LeafxPro: rowerowy parasol. Jazda w deszczu przestanie być problemem
LeafxPro to dobre rozwiązanie dla osób, które nie lubią jeździć podczas złej pogody.
19.02.2015 13:42
Nie jestem aż takim rowerowym maniakiem, żeby wychodzić na rower, kiedy jest zimno, wieje wiatr i pada. OK, latem jazda w orzeźwiającym deszczu jest nawet przyjemna, ale wczesną wiosną czy jesienią odpada. Odechciewa się pedałować, kiedy zacinający deszcz ogranicza widok, a wiatr hamuje jazdę.
LeafxPro: parasol dla rowerzysty
LeafxPro może i nie jest technologicznym przełomem, “smart-funkcji” raczej brakuje, ale od czasu do czasu warto też o takich gadżetach napisać. Bo tego projektowi odmówić nie można - prezentuje się ciekawie i spełnia swoją funkcję.
Endurance Test - Leafxpro
LeafxPro to parasol dla rowerzysty. Ochronka trochę przypomina żagiel, trochę motorową kabinę. Skojarzenia mogą być różne, najważniejsze jest to, że całość działa: twórcy zapewniają, że LeafxPro jest na tyle stabilne, że poradzi sobie z wiatrem wiejącym nawet 80 km/h. Nie będzie więc problemów, które często mamy używając zwykłych parasolek, kiedy wiatr je demoluje.
Porównanie do parasolki musi powracać, skoro LeafxPro jest tak samo mobilny i łatwy w obsłudze. Złożenie wydawałoby się skomplikowanej konstrukcji zajmuje minutę. Szybko można złożyć, szybko rozłożyć, a że całość nie waży wiele - najcięższy model 1,3 kg, najlżejszy kilogram - zawsze można mieć LeafxPro przy sobie.

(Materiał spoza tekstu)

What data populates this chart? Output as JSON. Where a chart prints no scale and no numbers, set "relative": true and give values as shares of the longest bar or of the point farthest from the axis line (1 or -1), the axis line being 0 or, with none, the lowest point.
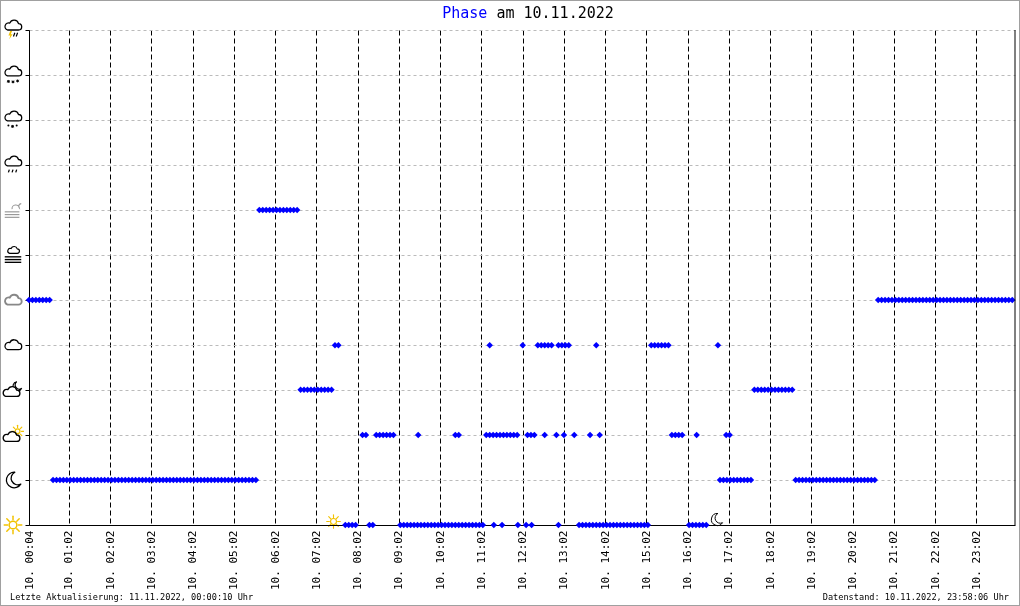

I o to chodzi, deszcz nigdy nie zaskoczy.
Plusem jest też fakt, że LeafxPro nie ogranicza ruchów, jazda jest więc tak samo wygodna, jak bez osłonki. Po prostu: siedzi się w kabinie. Wygląda to naprawdę dobrze.
LeafxPro raczej nie sprawi, że jazda w deszczu będzie bezproblemowa, ale może ją w znaczący sposób ułatwić. Ceny rowerowego parasola zaczynają się od 99 funtów - są też droższe modele, w zależności od potrzeb. Twórców LeafxPro można wesprzeć na Kickstarterze.